Critique : Si l’on a en tête les films de Kiarostami ou de Panahi, Pig peut créer un choc : loin du minimalisme de l’un ou de l’engagement de l’autre (encore que…), ce film foutraque part dans toutes les directions et mêle différents genres, évoquant aussi bien La cité de la peur que After hours. Il faut dire que, comme son interprète principal, excellent, le cinéaste iranien ose à peu près tout : le kitsch et le mauvais goût ne lui font pas peur, et les têtes découpées voisinent avec les visions les plus mièvres. On pourrait même se lasser de cet assemblage hétéroclite, s’il n’y avait une folle énergie qui fait passer bien des maladresses.
Volontiers provocateur, Pig suit Hasan Kasmai, un réalisateur interdit de tournage, qui voit ses collègues assassinés par un mystérieux serial killer et se désole d’être ignoré par lui. Voilà pour l’intrigue, relancée régulièrement par un nouveau meurtre, aussi saugrenue qu’éparpillée. Mais Haghighi se sert de ce prétexte pour brosser deux portraits passionnants et angoissants.

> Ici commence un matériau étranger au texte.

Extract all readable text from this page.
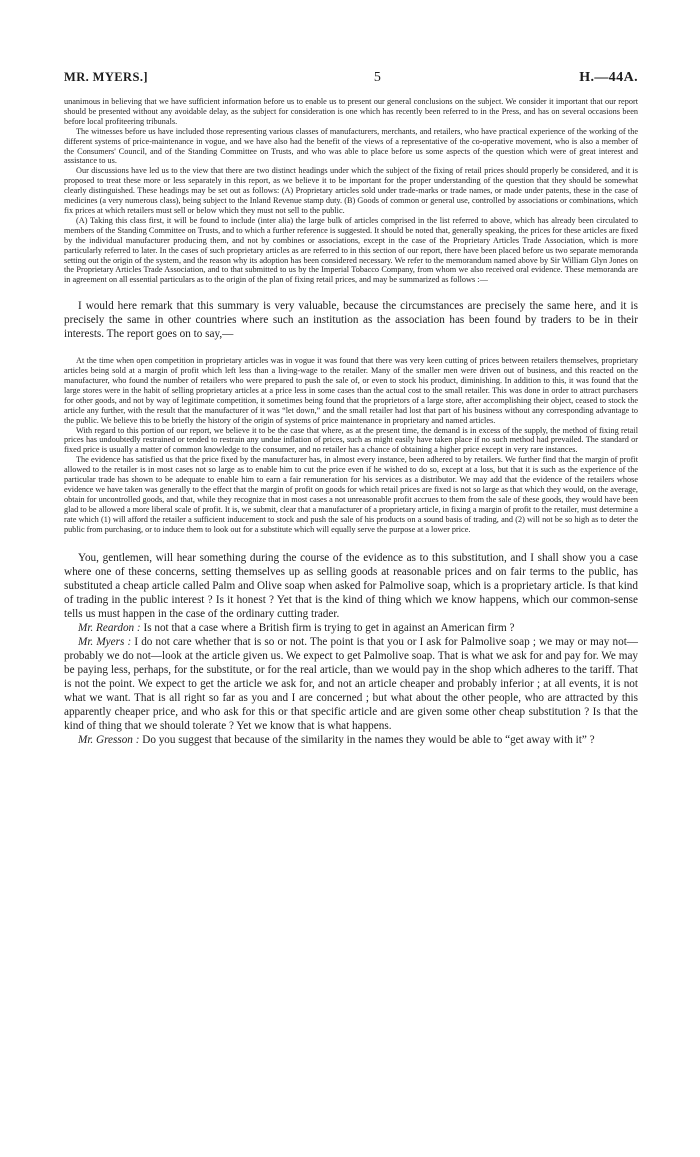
MR. MYERS.]	5	H.—44A.

unanimous in believing that we have sufficient information before us to enable us to present our general conclusions on the subject. We consider it important that our report should be presented without any avoidable delay, as the subject for consideration is one which has recently been referred to in the Press, and has on several occasions been before local profiteering tribunals.

The witnesses before us have included those representing various classes of manufacturers, merchants, and retailers, who have practical experience of the working of the different systems of price-maintenance in vogue, and we have also had the benefit of the views of a representative of the co-operative movement, who is also a member of the Consumers' Council, and of the Standing Committee on Trusts, and who was able to place before us some aspects of the question which were of great interest and assistance to us.

Our discussions have led us to the view that there are two distinct headings under which the subject of the fixing of retail prices should properly be considered, and it is proposed to treat these more or less separately in this report, as we believe it to be important for the proper understanding of the question that they should be somewhat clearly distinguished. These headings may be set out as follows: (A) Proprietary articles sold under trade-marks or trade names, or made under patents, these in the case of medicines (a very numerous class), being subject to the Inland Revenue stamp duty. (B) Goods of common or general use, controlled by associations or combinations, which fix prices at which retailers must sell or below which they must not sell to the public.

(A) Taking this class first, it will be found to include (inter alia) the large bulk of articles comprised in the list referred to above, which has already been circulated to members of the Standing Committee on Trusts, and to which a further reference is suggested. It should be noted that, generally speaking, the prices for these articles are fixed by the individual manufacturer producing them, and not by combines or associations, except in the case of the Proprietary Articles Trade Association, which is more particularly referred to later. In the cases of such proprietary articles as are referred to in this section of our report, there have been placed before us two separate memoranda setting out the origin of the system, and the reason why its adoption has been considered necessary. We refer to the memorandum named above by Sir William Glyn Jones on the Proprietary Articles Trade Association, and to that submitted to us by the Imperial Tobacco Company, from whom we also received oral evidence. These memoranda are in agreement on all essential particulars as to the origin of the plan of fixing retail prices, and may be summarized as follows :—

I would here remark that this summary is very valuable, because the circumstances are precisely the same here, and it is precisely the same in other countries where such an institution as the association has been found by traders to be in their interests. The report goes on to say,—

At the time when open competition in proprietary articles was in vogue it was found that there was very keen cutting of prices between retailers themselves, proprietary articles being sold at a margin of profit which left less than a living-wage to the retailer. Many of the smaller men were driven out of business, and this reacted on the manufacturer, who found the number of retailers who were prepared to push the sale of, or even to stock his product, diminishing. In addition to this, it was found that the large stores were in the habit of selling proprietary articles at a price less in some cases than the actual cost to the small retailer. This was done in order to attract purchasers for other goods, and not by way of legitimate competition, it sometimes being found that the proprietors of a large store, after accomplishing their object, ceased to stock the article any further, with the result that the manufacturer of it was “let down,” and the small retailer had lost that part of his business without any corresponding advantage to the public. We believe this to be briefly the history of the origin of systems of price maintenance in proprietary and named articles.

With regard to this portion of our report, we believe it to be the case that where, as at the present time, the demand is in excess of the supply, the method of fixing retail prices has undoubtedly restrained or tended to restrain any undue inflation of prices, such as might easily have taken place if no such method had prevailed. The standard or fixed price is usually a matter of common knowledge to the consumer, and no retailer has a chance of obtaining a higher price except in very rare instances.

The evidence has satisfied us that the price fixed by the manufacturer has, in almost every instance, been adhered to by retailers. We further find that the margin of profit allowed to the retailer is in most cases not so large as to enable him to cut the price even if he wished to do so, except at a loss, but that it is such as the experience of the particular trade has shown to be adequate to enable him to earn a fair remuneration for his services as a distributor. We may add that the evidence of the retailers whose evidence we have taken was generally to the effect that the margin of profit on goods for which retail prices are fixed is not so large as that which they would, on the average, obtain for uncontrolled goods, and that, while they recognize that in most cases a not unreasonable profit accrues to them from the sale of these goods, they would have been glad to be allowed a more liberal scale of profit. It is, we submit, clear that a manufacturer of a proprietary article, in fixing a margin of profit to the retailer, must determine a rate which (1) will afford the retailer a sufficient inducement to stock and push the sale of his products on a sound basis of trading, and (2) will not be so high as to deter the public from purchasing, or to induce them to look out for a substitute which will equally serve the purpose at a lower price.

You, gentlemen, will hear something during the course of the evidence as to this substitution, and I shall show you a case where one of these concerns, setting themselves up as selling goods at reasonable prices and on fair terms to the public, has substituted a cheap article called Palm and Olive soap when asked for Palmolive soap, which is a proprietary article. Is that kind of trading in the public interest ? Is it honest ? Yet that is the kind of thing which we know happens, which our common-sense tells us must happen in the case of the ordinary cutting trader.

Mr. Reardon : Is not that a case where a British firm is trying to get in against an American firm ?

Mr. Myers : I do not care whether that is so or not. The point is that you or I ask for Palmolive soap ; we may or may not—probably we do not—look at the article given us. We expect to get Palmolive soap. That is what we ask for and pay for. We may be paying less, perhaps, for the substitute, or for the real article, than we would pay in the shop which adheres to the tariff. That is not the point. We expect to get the article we ask for, and not an article cheaper and probably inferior ; at all events, it is not what we want. That is all right so far as you and I are concerned ; but what about the other people, who are attracted by this apparently cheaper price, and who ask for this or that specific article and are given some other cheap substitution ? Is that the kind of thing that we should tolerate ? Yet we know that is what happens.

Mr. Gresson : Do you suggest that because of the similarity in the names they would be able to “get away with it” ?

- Copyright Épicentre Films
Le premier est celui d’un cinéaste empêché, égocentrique, bourru, capricieux, bref un insupportable adolescent vieilli qui geint et râle perpétuellement. Dans son univers féminin, sa fille et sa femme se détachent de lui et sa mère perd la tête. Autant dire que sa crise existentielle double ses problèmes professionnels et lui fait vivre un cauchemar dans lequel la réalité rejoint par ses couleurs vives et son imagerie improbable (le pédalo-lion, la femme-oiseau) un onirisme angoissant. D’une certaine manière, c’est un enfer, explicitement évoqué lors d’une séquence ahurissante, que traverse Kasmai, un effondrement à la fois intérieur et extérieur.

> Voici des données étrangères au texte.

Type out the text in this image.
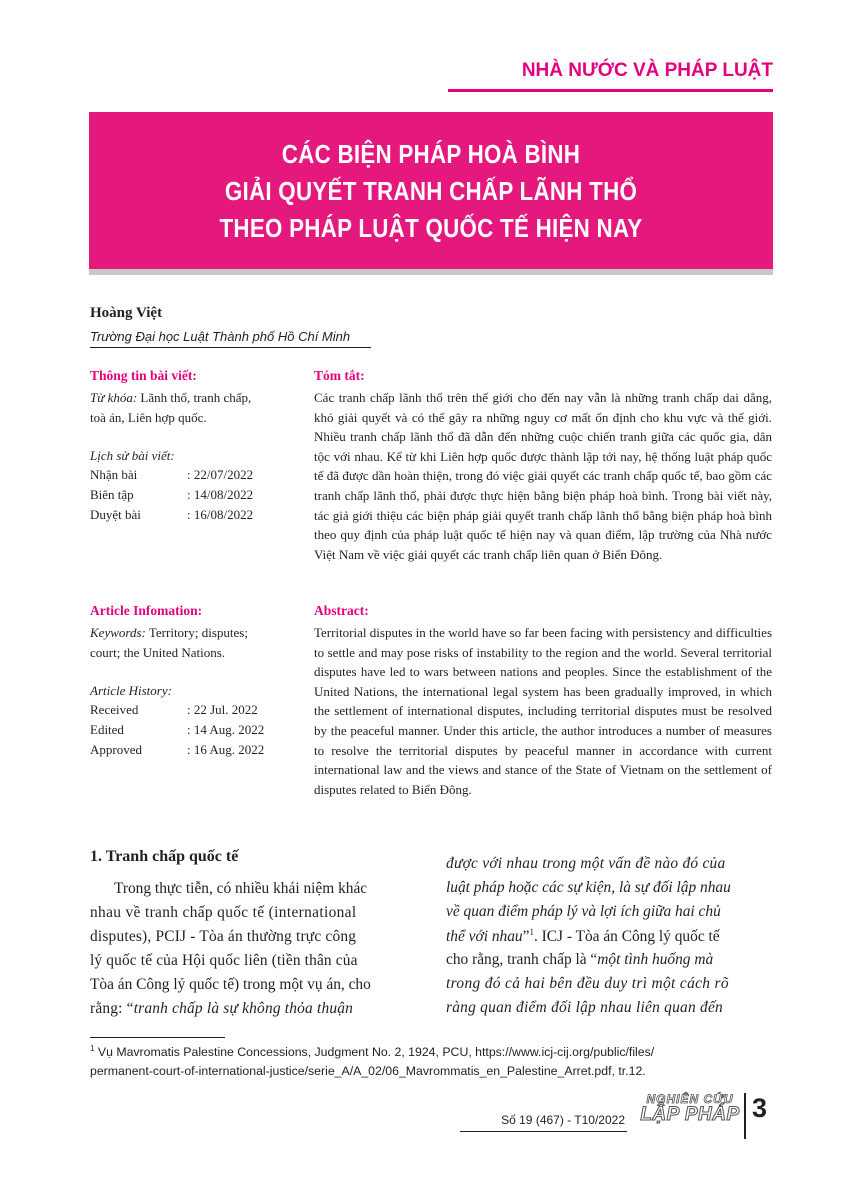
NHÀ NƯỚC VÀ PHÁP LUẬT
CÁC BIỆN PHÁP HOÀ BÌNH
GIẢI QUYẾT TRANH CHẤP LÃNH THỔ
THEO PHÁP LUẬT QUỐC TẾ HIỆN NAY
Hoàng Việt
Trường Đại học Luật Thành phố Hồ Chí Minh
Thông tin bài viết:
Từ khóa: Lãnh thổ, tranh chấp,
toà án, Liên hợp quốc.
Lịch sử bài viết:
Nhận bài	: 22/07/2022
Biên tập	: 14/08/2022
Duyệt bài	: 16/08/2022
Tóm tắt:
Các tranh chấp lãnh thổ trên thế giới cho đến nay vẫn là những tranh chấp dai dẳng, khó giải quyết và có thể gây ra những nguy cơ mất ổn định cho khu vực và thế giới. Nhiều tranh chấp lãnh thổ đã dẫn đến những cuộc chiến tranh giữa các quốc gia, dân tộc với nhau. Kể từ khi Liên hợp quốc được thành lập tới nay, hệ thống luật pháp quốc tế đã được dần hoàn thiện, trong đó việc giải quyết các tranh chấp quốc tế, bao gồm các tranh chấp lãnh thổ, phải được thực hiện bằng biện pháp hoà bình. Trong bài viết này, tác giả giới thiệu các biện pháp giải quyết tranh chấp lãnh thổ bằng biện pháp hoà bình theo quy định của pháp luật quốc tế hiện nay và quan điểm, lập trường của Nhà nước Việt Nam về việc giải quyết các tranh chấp liên quan ở Biển Đông.
Article Infomation:
Keywords: Territory; disputes;
court; the United Nations.
Article History:
Received	: 22 Jul. 2022
Edited	: 14 Aug. 2022
Approved	: 16 Aug. 2022
Abstract:
Territorial disputes in the world have so far been facing with persistency and difficulties to settle and may pose risks of instability to the region and the world. Several territorial disputes have led to wars between nations and peoples. Since the establishment of the United Nations, the international legal system has been gradually improved, in which the settlement of international disputes, including territorial disputes must be resolved by the peaceful manner. Under this article, the author introduces a number of measures to resolve the territorial disputes by peaceful manner in accordance with current international law and the views and stance of the State of Vietnam on the settlement of disputes related to Biển Đông.
1. Tranh chấp quốc tế
Trong thực tiễn, có nhiều khái niệm khác
nhau về tranh chấp quốc tế (international
disputes), PCIJ - Tòa án thường trực công
lý quốc tế của Hội quốc liên (tiền thân của
Tòa án Công lý quốc tế) trong một vụ án, cho
rằng: “tranh chấp là sự không thỏa thuận
được với nhau trong một vấn đề nào đó của
luật pháp hoặc các sự kiện, là sự đối lập nhau
về quan điểm pháp lý và lợi ích giữa hai chủ
thể với nhau”$^1$. ICJ - Tòa án Công lý quốc tế
cho rằng, tranh chấp là “một tình huống mà
trong đó cả hai bên đều duy trì một cách rõ
ràng quan điểm đối lập nhau liên quan đến
$^1$ Vụ Mavromatis Palestine Concessions, Judgment No. 2, 1924, PCU, https://www.icj-cij.org/public/files/
permanent-court-of-international-justice/serie_A/A_02/06_Mavrommatis_en_Palestine_Arret.pdf, tr.12.
Số 19 (467) - T10/2022
NGHIÊN CỨU
LẬP PHÁP 3
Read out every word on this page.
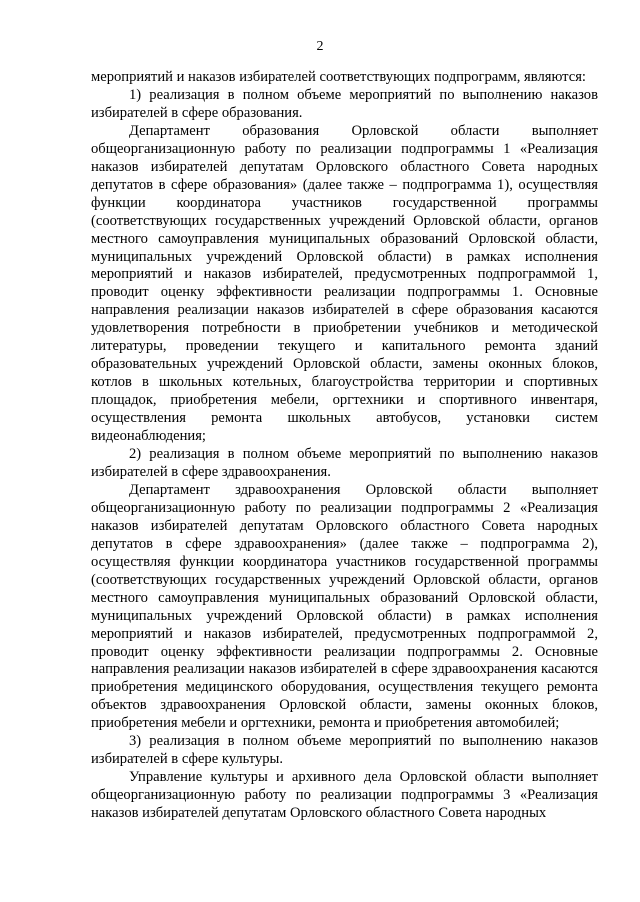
2

мероприятий и наказов избирателей соответствующих подпрограмм, являются:

1) реализация в полном объеме мероприятий по выполнению наказов избирателей в сфере образования.

Департамент образования Орловской области выполняет общеорганизационную работу по реализации подпрограммы 1 «Реализация наказов избирателей депутатам Орловского областного Совета народных депутатов в сфере образования» (далее также – подпрограмма 1), осуществляя функции координатора участников государственной программы (соответствующих государственных учреждений Орловской области, органов местного самоуправления муниципальных образований Орловской области, муниципальных учреждений Орловской области) в рамках исполнения мероприятий и наказов избирателей, предусмотренных подпрограммой 1, проводит оценку эффективности реализации подпрограммы 1. Основные направления реализации наказов избирателей в сфере образования касаются удовлетворения потребности в приобретении учебников и методической литературы, проведении текущего и капитального ремонта зданий образовательных учреждений Орловской области, замены оконных блоков, котлов в школьных котельных, благоустройства территории и спортивных площадок, приобретения мебели, оргтехники и спортивного инвентаря, осуществления ремонта школьных автобусов, установки систем видеонаблюдения;

2) реализация в полном объеме мероприятий по выполнению наказов избирателей в сфере здравоохранения.

Департамент здравоохранения Орловской области выполняет общеорганизационную работу по реализации подпрограммы 2 «Реализация наказов избирателей депутатам Орловского областного Совета народных депутатов в сфере здравоохранения» (далее также – подпрограмма 2), осуществляя функции координатора участников государственной программы (соответствующих государственных учреждений Орловской области, органов местного самоуправления муниципальных образований Орловской области, муниципальных учреждений Орловской области) в рамках исполнения мероприятий и наказов избирателей, предусмотренных подпрограммой 2, проводит оценку эффективности реализации подпрограммы 2. Основные направления реализации наказов избирателей в сфере здравоохранения касаются приобретения медицинского оборудования, осуществления текущего ремонта объектов здравоохранения Орловской области, замены оконных блоков, приобретения мебели и оргтехники, ремонта и приобретения автомобилей;

3) реализация в полном объеме мероприятий по выполнению наказов избирателей в сфере культуры.

Управление культуры и архивного дела Орловской области выполняет общеорганизационную работу по реализации подпрограммы 3 «Реализация наказов избирателей депутатам Орловского областного Совета народных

Le second portrait est celui d’un pays paranoïaque, miné par l’antique censure mais aussi par les réseaux sociaux qui dissolvent la vie privée en un spectacle permanent. Kasmai est filmé à tout moment, il est la cible d’une fan dangereuse qui enregistre ses faits et gestes et crée sa réputation. Ironiquement, lui dont la place est derrière la caméra se retrouve exposé en continu et devient le révélateur d’une société devenue folle : à ce titre la première séquence qui montre des jeunes filles voilées accrochées à leur portable dit assez la contamination qui n’a pas épargné ce vieux pays traditionnel. Haghighi en rit, d’un rire jaune et sarcastique, mais le constat est effrayant et promet un monde de défiance qui efface même la menace bien réelle que vivent les intellectuels iraniens.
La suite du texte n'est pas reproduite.